MakeVR is a name you might not have heard in some time. Created by STEM System developer, Sixense, this is a 3D modelling app that’s been in development for some years. Longer, in fact, than the platform its debuting on today, the HTC Vive.
Since a cancelled Kickstarter campaign in early 2014 — which raised $66,294 of its $250,000 goal — Sixense has refined MakeVR, expanding beyond its initial Oculus Rift support and adapting its controller support to include the HTC Vive wands. It’s also now a Vive Studios title, meaning its development has been assisted by HTC. From today, however, the app is actually available from Viveport, HTC’s digital storefront for VR experiences, as a commercial product. It costs $19.99.
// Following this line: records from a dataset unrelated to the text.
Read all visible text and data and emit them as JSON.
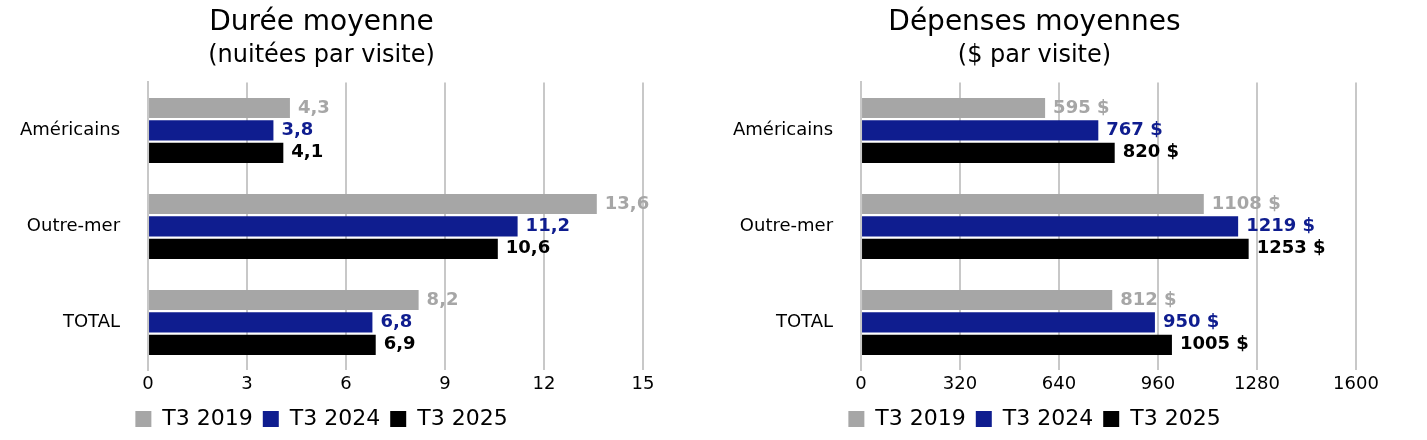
{
  "chart_data": [
    {
      "type": "bar",
      "orientation": "horizontal",
      "title": "Durée moyenne",
      "subtitle": "(nuitées par visite)",
      "categories": [
        "Américains",
        "Outre-mer",
        "TOTAL"
      ],
      "series": [
        {
          "name": "T3 2019",
          "color": "#a6a6a6",
          "values": [
            4.3,
            13.6,
            8.2
          ],
          "value_labels": [
            "4,3",
            "13,6",
            "8,2"
          ]
        },
        {
          "name": "T3 2024",
          "color": "#0f1d8f",
          "values": [
            3.8,
            11.2,
            6.8
          ],
          "value_labels": [
            "3,8",
            "11,2",
            "6,8"
          ]
        },
        {
          "name": "T3 2025",
          "color": "#000000",
          "values": [
            4.1,
            10.6,
            6.9
          ],
          "value_labels": [
            "4,1",
            "10,6",
            "6,9"
          ]
        }
      ],
      "xlim": [
        0,
        15
      ],
      "xticks": [
        0,
        3,
        6,
        9,
        12,
        15
      ],
      "grid": "x",
      "legend": "bottom"
    },
    {
      "type": "bar",
      "orientation": "horizontal",
      "title": "Dépenses moyennes",
      "subtitle": "($ par visite)",
      "categories": [
        "Américains",
        "Outre-mer",
        "TOTAL"
      ],
      "series": [
        {
          "name": "T3 2019",
          "color": "#a6a6a6",
          "values": [
            595,
            1108,
            812
          ],
          "value_labels": [
            "595 $",
            "1108 $",
            "812 $"
          ]
        },
        {
          "name": "T3 2024",
          "color": "#0f1d8f",
          "values": [
            767,
            1219,
            950
          ],
          "value_labels": [
            "767 $",
            "1219 $",
            "950 $"
          ]
        },
        {
          "name": "T3 2025",
          "color": "#000000",
          "values": [
            820,
            1253,
            1005
          ],
          "value_labels": [
            "820 $",
            "1253 $",
            "1005 $"
          ]
        }
      ],
      "xlim": [
        0,
        1600
      ],
      "xticks": [
        0,
        320,
        640,
        960,
        1280,
        1600
      ],
      "grid": "x",
      "legend": "bottom"
    }
  ]
}
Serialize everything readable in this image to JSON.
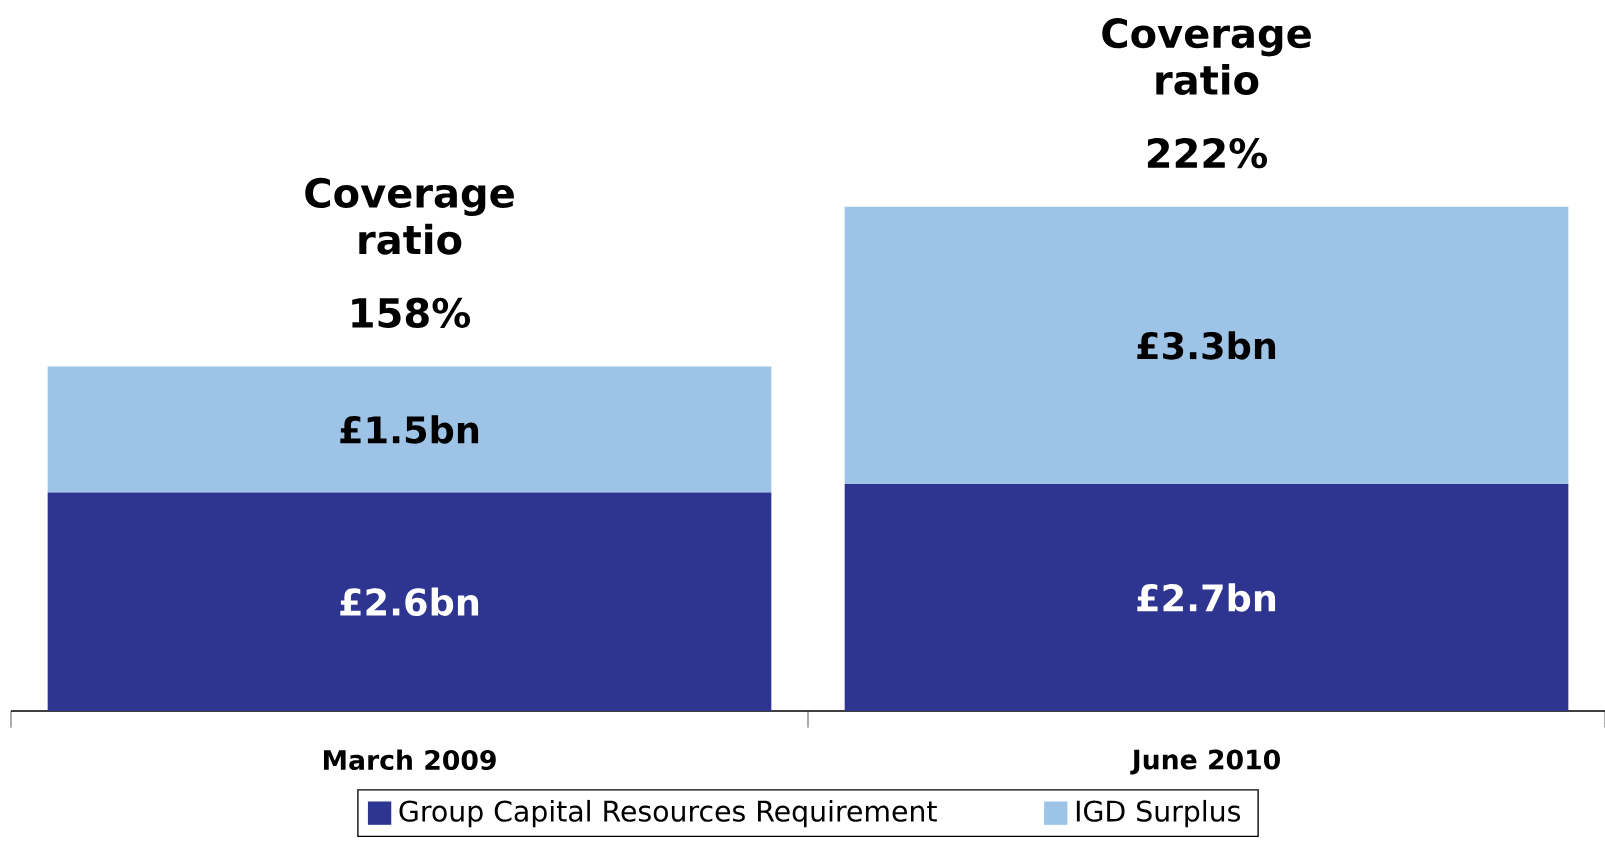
{
  "chart_data": {
    "type": "bar",
    "stacked": true,
    "legend": "bottom",
    "categories": [
      "March 2009",
      "June 2010"
    ],
    "series": [
      {
        "name": "Group Capital Resources Requirement",
        "color": "#2e3590",
        "values": [
          2.6,
          2.7
        ],
        "value_labels": [
          "£2.6bn",
          "£2.7bn"
        ]
      },
      {
        "name": "IGD Surplus",
        "color": "#9dc3e6",
        "values": [
          1.5,
          3.3
        ],
        "value_labels": [
          "£1.5bn",
          "£3.3bn"
        ]
      }
    ],
    "annotations": [
      "Coverage ratio",
      "158%",
      "Coverage ratio",
      "222%"
    ]
  }
}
MakeVR is designed to open the doors to 3D content creation for just about anyone with accessible design that can get even inexperienced CAD modellers or random Vive users up and running with it in a short amount of time. 3D printing support allows you to bring your creations to life, and the app allows for real-time scaling of creations.
HTC and Sixense hope that MakeVR becomes an industry standard tool, using a “professional CAD engine” to provide users with advanced tools. This is a hotly contested use for VR right now, though. MakeVR isn’t competing with other creative apps like Tilt Brush and Oculus Medium so much as it is VR4CAD and others that aim to capture the professional market too.
Of course when MakeVR was originally announced it was intended to be used with Sixense’s own position-tracked controllers, the STEM System. The controllers have had a troubled life since successfully closing a Kickstarter campaign in late 2013, though, and still haven’t been shipped out to backers. When we caught up with the company earlier this month we still couldn’t get a clear picture of when they might become available.